Recently, my editor told me that my column needed to be edgier, and not so “Hallmark Cardy”. So, allow me to give you an edgy answer; people ask you out, act nice, then get you to move in with them because they smoke crack and gamble, and they’re hoping that you’ll pay for their drug habit and their debts.
Now for the Hallmark Cardy answer – I think people fall in love with the idea of love and not necessarily with an actual person. An actual person smells and leaves things lying around the house. Unfortunately, I think we get many of our ideas about what a relationship is supposed to be from television and movies, which generally suck. (I know, everybody says that, but it’s true, so back off).
In movie relationships, the obstacle to love is usually something like, ‘your father is a gangster and my father is a cop.’ In real life, the big obstacles are, ‘I haven’t accepted my own faults, so your faults bug the shit out of me,’ or, ‘I didn’t get the reinforcement I needed from my family as a child, so I need you to make up for twenty years of neglect?’

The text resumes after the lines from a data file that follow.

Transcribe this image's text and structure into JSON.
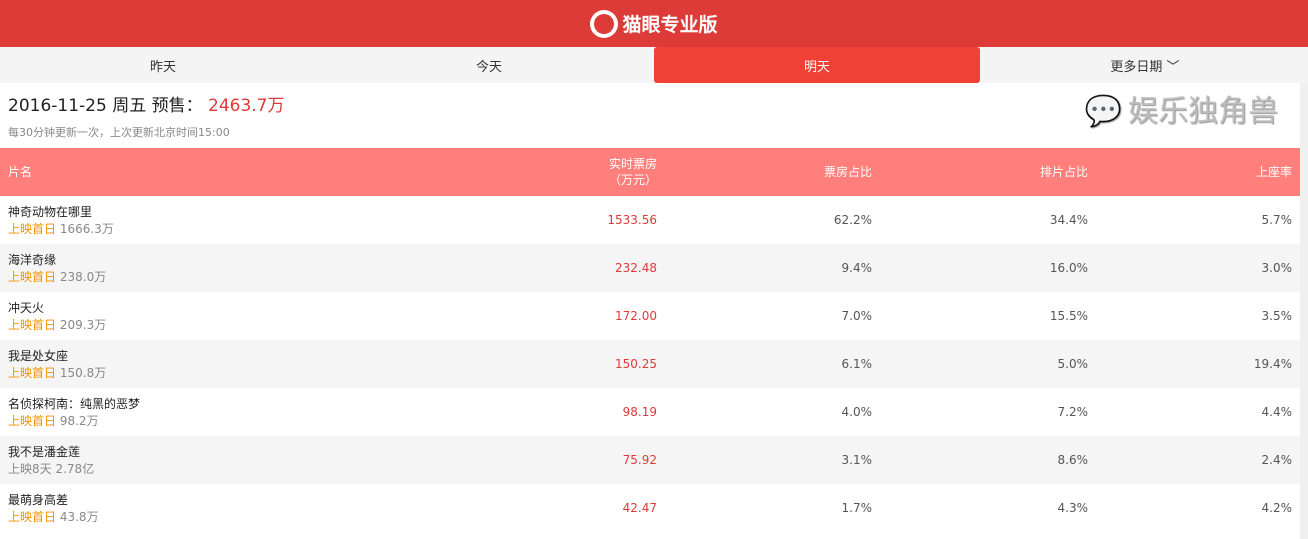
{
  "header": {
    "title": "猫眼专业版"
  },
  "tabs": [
    {
      "label": "昨天"
    },
    {
      "label": "今天"
    },
    {
      "label": "明天",
      "active": true
    },
    {
      "label": "更多日期 ﹀"
    }
  ],
  "summary": {
    "date": "2016-11-25 周五 预售：",
    "value": "2463.7万",
    "note": "每30分钟更新一次，上次更新北京时间15:00"
  },
  "columns": [
    "片名",
    "实时票房\n（万元）",
    "票房占比",
    "排片占比",
    "上座率"
  ],
  "rows": [
    {
      "name": "神奇动物在哪里",
      "release": "上映首日",
      "total": "1666.3万",
      "bo": "1533.56",
      "bo_share": "62.2%",
      "show_share": "34.4%",
      "seat": "5.7%"
    },
    {
      "name": "海洋奇缘",
      "release": "上映首日",
      "total": "238.0万",
      "bo": "232.48",
      "bo_share": "9.4%",
      "show_share": "16.0%",
      "seat": "3.0%"
    },
    {
      "name": "冲天火",
      "release": "上映首日",
      "total": "209.3万",
      "bo": "172.00",
      "bo_share": "7.0%",
      "show_share": "15.5%",
      "seat": "3.5%"
    },
    {
      "name": "我是处女座",
      "release": "上映首日",
      "total": "150.8万",
      "bo": "150.25",
      "bo_share": "6.1%",
      "show_share": "5.0%",
      "seat": "19.4%"
    },
    {
      "name": "名侦探柯南：纯黑的恶梦",
      "release": "上映首日",
      "total": "98.2万",
      "bo": "98.19",
      "bo_share": "4.0%",
      "show_share": "7.2%",
      "seat": "4.4%"
    },
    {
      "name": "我不是潘金莲",
      "release": "上映8天",
      "total": "2.78亿",
      "bo": "75.92",
      "bo_share": "3.1%",
      "show_share": "8.6%",
      "seat": "2.4%"
    },
    {
      "name": "最萌身高差",
      "release": "上映首日",
      "total": "43.8万",
      "bo": "42.47",
      "bo_share": "1.7%",
      "show_share": "4.3%",
      "seat": "4.2%"
    }
  ],
  "watermark": "娱乐独角兽"
}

Why do we do these things? Lack of self-knowledge. I have said it before, and frankly, I’ll say it again. Most people, even the otherwise humble ones, stridently believe they know their own faults and strengths. But the truth is, seeing your own blindspot is the greatest trick of all. It’s a real job, as serious as ony other job, but most people neglect it.

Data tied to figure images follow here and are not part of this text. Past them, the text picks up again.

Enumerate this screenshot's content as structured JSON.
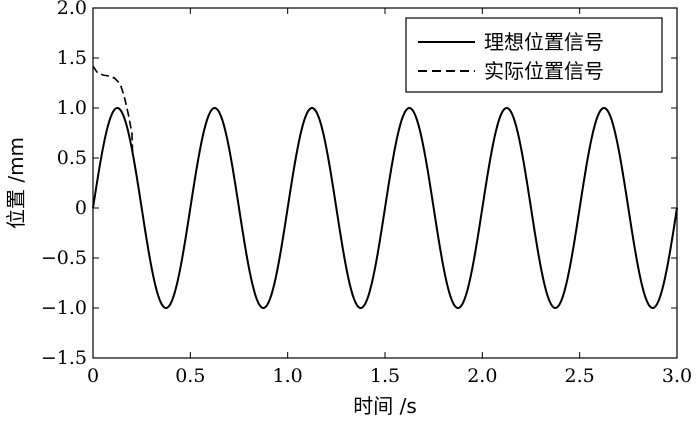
{
  "chart_data": {
    "type": "line",
    "title": "",
    "xlabel": "时间 /s",
    "ylabel": "位置 /mm",
    "xlim": [
      0,
      3.0
    ],
    "ylim": [
      -1.5,
      2.0
    ],
    "x_ticks": [
      0,
      0.5,
      1.0,
      1.5,
      2.0,
      2.5,
      3.0
    ],
    "x_tick_labels": [
      "0",
      "0.5",
      "1.0",
      "1.5",
      "2.0",
      "2.5",
      "3.0"
    ],
    "y_ticks": [
      -1.5,
      -1.0,
      -0.5,
      0,
      0.5,
      1.0,
      1.5,
      2.0
    ],
    "y_tick_labels": [
      "−1.5",
      "−1.0",
      "−0.5",
      "0",
      "0.5",
      "1.0",
      "1.5",
      "2.0"
    ],
    "grid": false,
    "legend_position": "top-right",
    "series": [
      {
        "name": "理想位置信号",
        "style": "solid",
        "color": "#000000",
        "function": "sine",
        "amplitude": 1.0,
        "period": 0.5,
        "sample_points": [
          [
            0,
            0
          ],
          [
            0.125,
            1.0
          ],
          [
            0.375,
            -1.0
          ],
          [
            0.625,
            1.0
          ],
          [
            0.875,
            -1.0
          ],
          [
            1.125,
            1.0
          ],
          [
            1.375,
            -1.0
          ],
          [
            1.625,
            1.0
          ],
          [
            1.875,
            -1.0
          ],
          [
            2.125,
            1.0
          ],
          [
            2.375,
            -1.0
          ],
          [
            2.625,
            1.0
          ],
          [
            2.875,
            -1.0
          ],
          [
            3.0,
            0
          ]
        ]
      },
      {
        "name": "实际位置信号",
        "style": "dashed",
        "color": "#000000",
        "initial_points": [
          [
            0.0,
            1.42
          ],
          [
            0.02,
            1.36
          ],
          [
            0.05,
            1.33
          ],
          [
            0.08,
            1.32
          ],
          [
            0.11,
            1.3
          ],
          [
            0.14,
            1.24
          ],
          [
            0.16,
            1.12
          ],
          [
            0.18,
            0.95
          ],
          [
            0.2,
            0.75
          ]
        ],
        "note_merges_with_ideal_after": 0.2
      }
    ]
  }
}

Someone is single. They want to be in love. As soon as they meet someone that they can fit into their vision of love, they pursue them. But our projections onto other people can’t stand up to the actual facts of living with them. This conflict between perception and reality makes people cranky and petty, and they end up yelling at you about the spare bathroom not being clean.
You have to know what you really want out of a relationship before you get into one. More importantly, you need to know what you are willing to tolerate. Would you rather be with a good looking guy who leaves orange juice lying around, or with a less attractive guy who is neat? You have to prioritize. If you actually hook up with someone who has the top three qualities on your list of necessary qualities, I say forget the other twenty things on your list and be happy you got the top three. The worst thing in the world is to try to change someone. Wait, no, genocide is the worst thing in the world, followed by lite mayonaise. But somewhere near the top of the list of bad things, is trying to change others.
So, when you meet someone, sparks fly, and you move in together, remember this – if you start feeling the need to change someone, change yourself (is that some serious Hallmark Card shit or what).